Evolución de un gran compositor
La presencia de Krzysztof Penderecki en Madrid supone un acontecimiento, a pesar de que el gran compositor polaco ha estado otras veces en España y sus obras figuran entre las más conocidas aquí de la un día denominada vanguardia europea.Sumó a ella Penderecki un dato entonces inédito: la aceptación de su mensaje por el gran público con obras como La Pasión según San Lucas (1966) o el Stabat Mater (1963) coronadas, más tarde, por el Réquiem polaco (1984) que obtuvo un singular triunfo en el Festival de Santander (1988). Los encarnizados o disimulados conservaduristas pudieron echar las campanas al vuelo. Ellos tenían razón y la prueba es que, cuando un autor contemporáneo presentaba obras que se comunicaban inmediatamente con la audiencia, tenían poco que decir y mucho que aplaudir.
Orquesta Nacional de España
Director: K. Penderecki. Solista:R. Golani, viola. Obras de Mendelssohn y Penderecki. Auditorio Nacional, Madrid, 25 de abril.
De tan engañosa manipulación no era culpable Penderecki y esas gentes, dijeran lo que dijesen, aceptaron de muy regular gana la espléndida ópera Los demonios de Loudoun (1969), representada en la Zarzuela en 1976, el mismo año que Halffter dirigió la Primera Sinfonía (1973). Por la otra parte hubo también excesos y no faltaron vanguardistas que a la vista del éxito casi masivo de Penderecki se apresta ron a negarle el pan y la sal. Como si producir impacto en el oyente constituyera algo pecaminoso en un compositor.
No está de más recordar todo esto cuando ya se ha convertido en anécdota. Penderecki está situado en la historia musical de la segunda mitad de siglo en un lugar irremplazable. Desde hace años, el autor de los Iroshima (1960) simultanea la composición con la dirección y junto a sus obras cultiva el gran repertorio, sea el Réquiem de Verdi, sea la Italiana, de Mendelssohn, con la que el viernes inició su actuación al frente de la ONE. Su versión resultó sumaria, convencional y monócroma. Extrañaba un poco constatar cómo un defensor de los valores sustantivos del color en música no extraía de los pentagramas mendelssohnianos su característico juego de' tonos suaves, contrastados y significativos.
Todo fue excelente cuando Penderecki dirigió su música: él Concierto para viola, de 1983, tocado con virtuosismo, nobleza y pasión por la excepcional israelita Rivka Golani, y la Tercera Sinfonía (Adagio). Este movimiento posee refinada belleza, pero relativo impulso renovador. Es cierto que, como él mismo afirma: "Pienso en el público, pero no sólo para que me aplauda", y es no menos verdad que la mano de obra y el juego de timbres entendido como valor artístico otorgan a la obra un atractlvo diferente a la espectacularidad de creaciones anteriores.
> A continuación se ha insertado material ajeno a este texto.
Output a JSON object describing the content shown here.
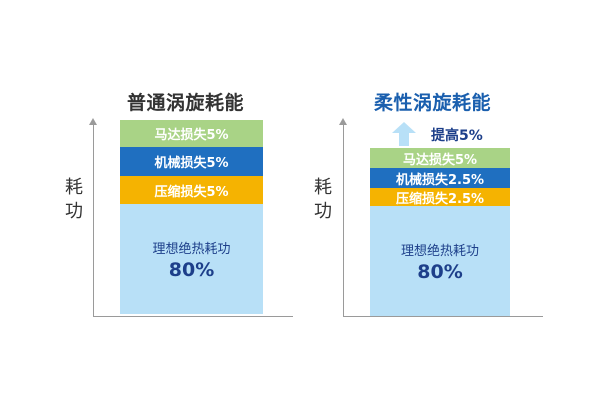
{
  "colors": {
    "motor": "#a9d386",
    "mechanical": "#1f6fc0",
    "compression": "#f5b301",
    "adiabatic": "#b8e0f7",
    "title_left": "#333333",
    "title_right": "#1a5fae",
    "arrow": "#b8e0f7"
  },
  "chart_data": [
    {
      "type": "stacked-bar",
      "title": "普通涡旋耗能",
      "ylabel": "耗功",
      "segments": [
        {
          "label": "理想绝热耗功",
          "value": 80,
          "value_label": "80%"
        },
        {
          "label": "压缩损失5%",
          "value": 5
        },
        {
          "label": "机械损失5%",
          "value": 5
        },
        {
          "label": "马达损失5%",
          "value": 5
        }
      ]
    },
    {
      "type": "stacked-bar",
      "title": "柔性涡旋耗能",
      "ylabel": "耗功",
      "segments": [
        {
          "label": "理想绝热耗功",
          "value": 80,
          "value_label": "80%"
        },
        {
          "label": "压缩损失2.5%",
          "value": 2.5
        },
        {
          "label": "机械损失2.5%",
          "value": 2.5
        },
        {
          "label": "马达损失5%",
          "value": 5
        }
      ],
      "annotation": {
        "icon": "up-arrow-icon",
        "label": "提高5%"
      }
    }
  ]
}
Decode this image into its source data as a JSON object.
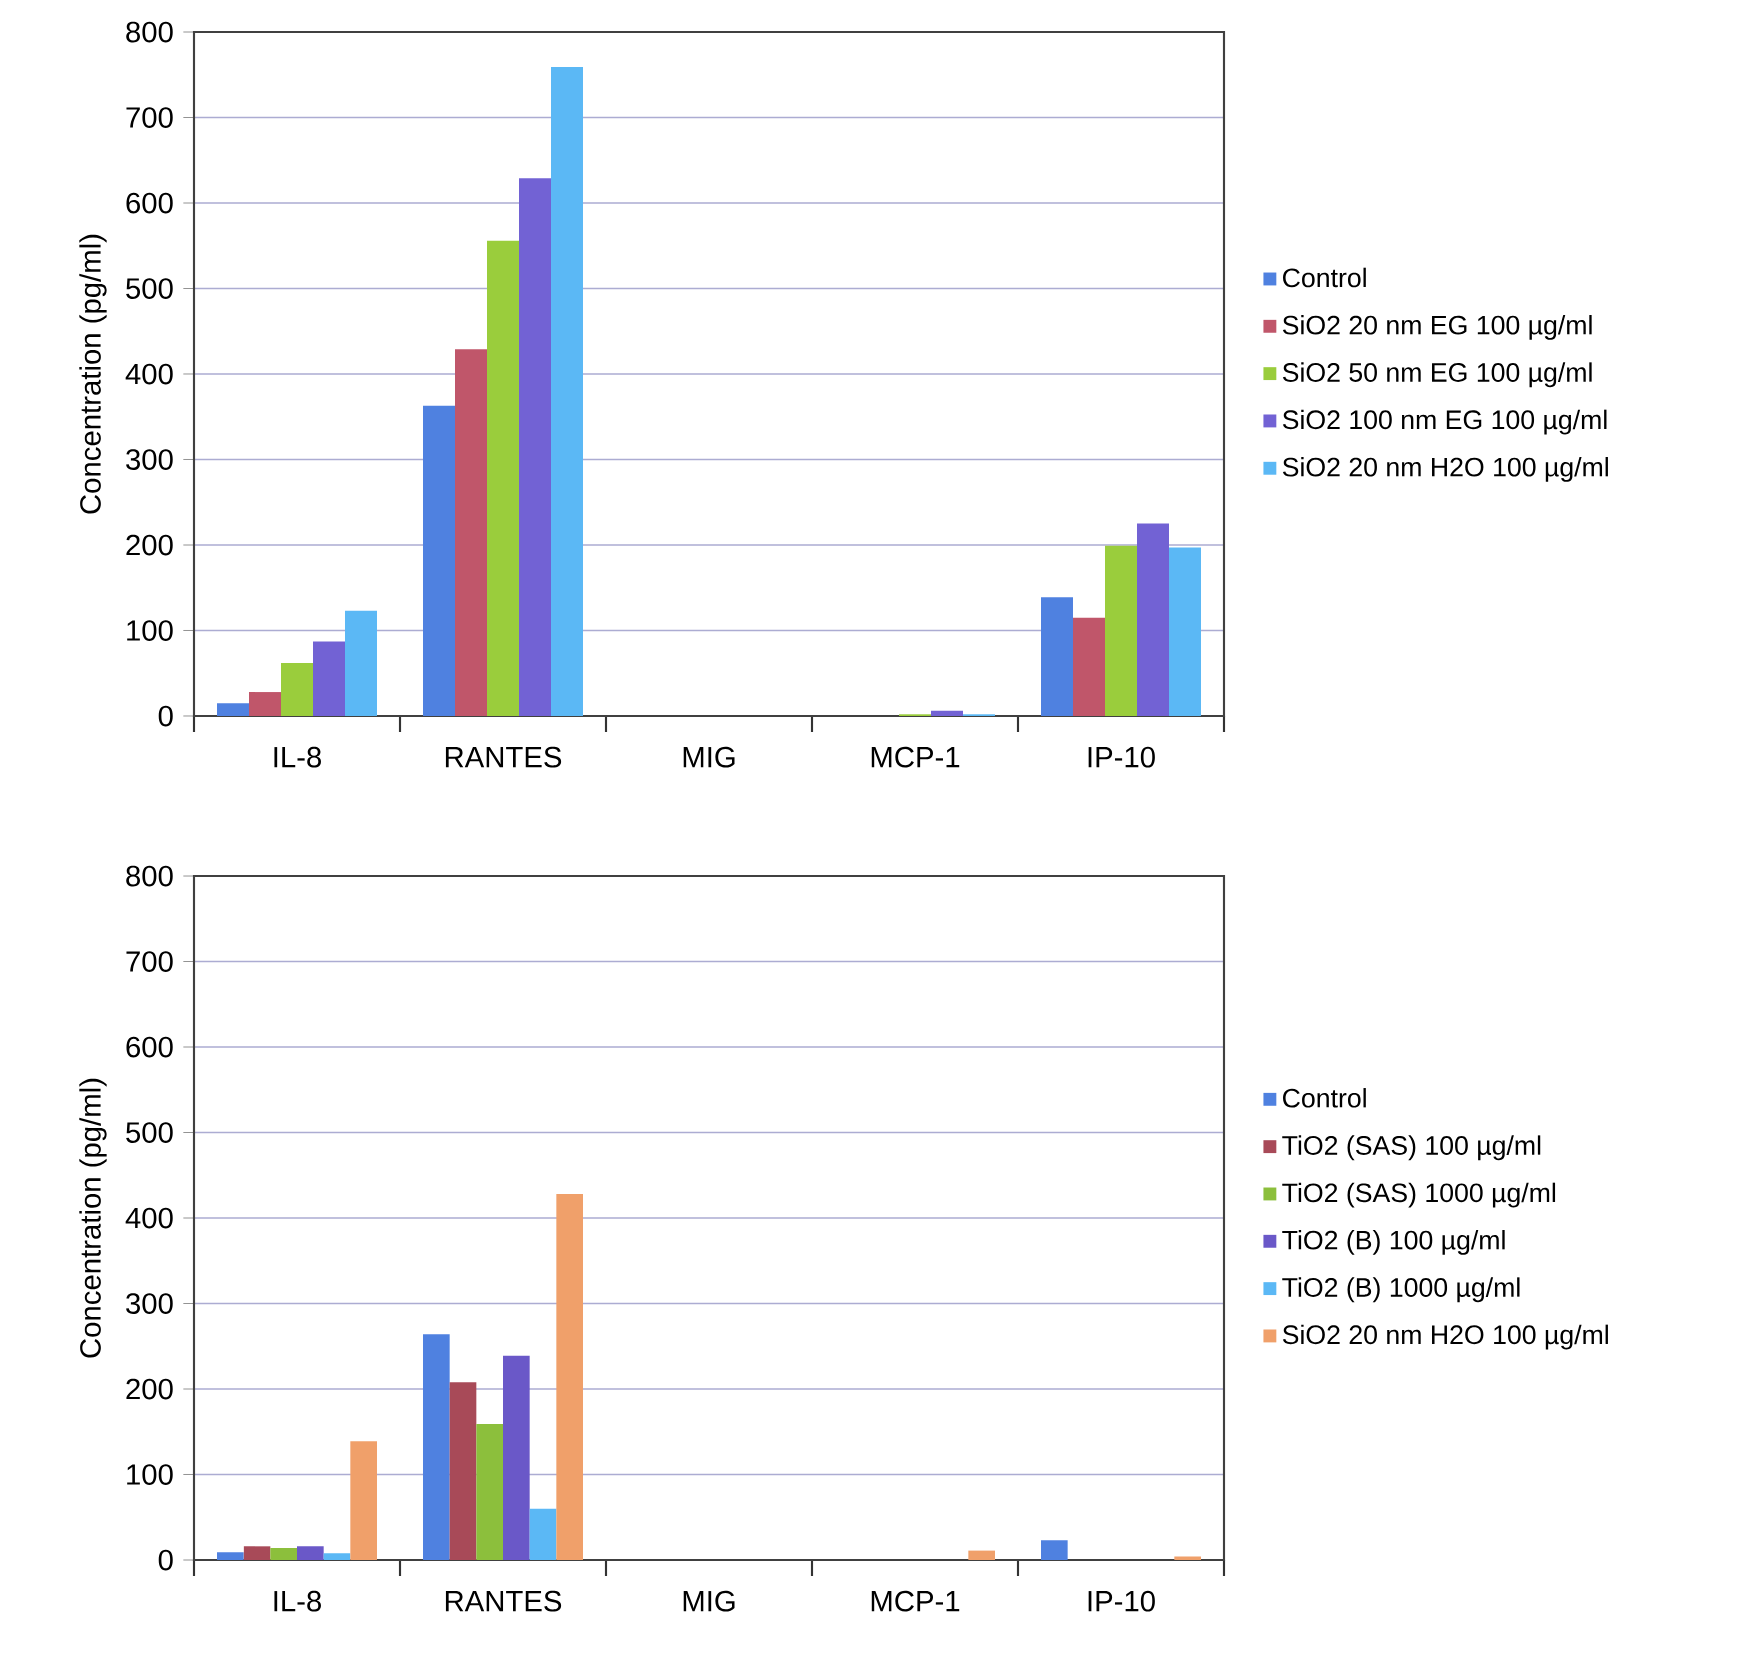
{
  "chart_data": [
    {
      "type": "bar",
      "ylabel": "Concentration (pg/ml)",
      "categories": [
        "IL-8",
        "RANTES",
        "MIG",
        "MCP-1",
        "IP-10"
      ],
      "ylim": [
        0,
        800
      ],
      "yticks": [
        0,
        100,
        200,
        300,
        400,
        500,
        600,
        700,
        800
      ],
      "grid": "y",
      "legend": "right",
      "series": [
        {
          "name": "Control",
          "color": "#4f81e0",
          "values": [
            15,
            363,
            0,
            0,
            139
          ]
        },
        {
          "name": "SiO2 20 nm EG 100 µg/ml",
          "color": "#c0566a",
          "values": [
            28,
            429,
            0,
            0,
            115
          ]
        },
        {
          "name": "SiO2 50 nm EG  100 µg/ml",
          "color": "#9acd3c",
          "values": [
            62,
            556,
            0,
            2,
            199
          ]
        },
        {
          "name": "SiO2 100 nm EG  100 µg/ml",
          "color": "#7262d4",
          "values": [
            87,
            629,
            0,
            6,
            225
          ]
        },
        {
          "name": "SiO2 20 nm H2O  100 µg/ml",
          "color": "#5bb8f5",
          "values": [
            123,
            759,
            0,
            2,
            197
          ]
        }
      ]
    },
    {
      "type": "bar",
      "ylabel": "Concentration (pg/ml)",
      "categories": [
        "IL-8",
        "RANTES",
        "MIG",
        "MCP-1",
        "IP-10"
      ],
      "ylim": [
        0,
        800
      ],
      "yticks": [
        0,
        100,
        200,
        300,
        400,
        500,
        600,
        700,
        800
      ],
      "grid": "y",
      "legend": "right",
      "series": [
        {
          "name": "Control",
          "color": "#4f81e0",
          "values": [
            9,
            264,
            0,
            0,
            23
          ]
        },
        {
          "name": "TiO2 (SAS) 100 µg/ml",
          "color": "#a84a58",
          "values": [
            16,
            208,
            0,
            0,
            0
          ]
        },
        {
          "name": "TiO2 (SAS) 1000 µg/ml",
          "color": "#8cbf3c",
          "values": [
            14,
            159,
            0,
            0,
            0
          ]
        },
        {
          "name": "TiO2 (B) 100 µg/ml",
          "color": "#6a58c8",
          "values": [
            16,
            239,
            0,
            0,
            0
          ]
        },
        {
          "name": "TiO2 (B) 1000 µg/ml",
          "color": "#5bb8f5",
          "values": [
            8,
            60,
            0,
            0,
            0
          ]
        },
        {
          "name": "SiO2 20 nm H2O 100 µg/ml",
          "color": "#f0a06a",
          "values": [
            139,
            428,
            0,
            11,
            4
          ]
        }
      ]
    }
  ]
}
Todo compositor tiene derecho a evolucionar, en cualquier sentido, más aún si en el fondo reconocemos una continuidad hija de la propia personalidad. El Penderecki del Adagio, incluso el del Concierto para viola, queda distante del autor de Los diablos de Loudoun o el Dies Irae (1967) y se aparta del de fluorescencias, integradoras de sonidos y ruidos.
Sonidos menos rebeldes
No olvidemos que desde hace muchos años, Penderecki defiende la imposibilidad de separarse de la historia a la hora de hacer algo nuevo sin recurrir a las conquistas de periodos anteriores. Con todo, debemos conceder a la sorpresa de la innovación el valor real que posee y, también, aceptar que no sólo mudan los medios, sino algo más fundamental: el pensamiento y la sustancia musical determinantes de esos medios.
No es raro, pues, que este Penderecki suene más acomodado y menos rebelde que el de antaño. La fuerza del grito y la investigación tímbrica, sin desaparecer, han dado paso a una complacencia eclecticista y lírica. Sería demasiado hablar de neorromanticismo, pero puede parecer que los vientos van en esa dirección. Las versiones logradas por Penderecki de la Nacional fueron, como es lógico, verídicas, afectivas y en cuanto a color, todavía fluorescentes. Largos aplausos acogieron su presencia y su actuación.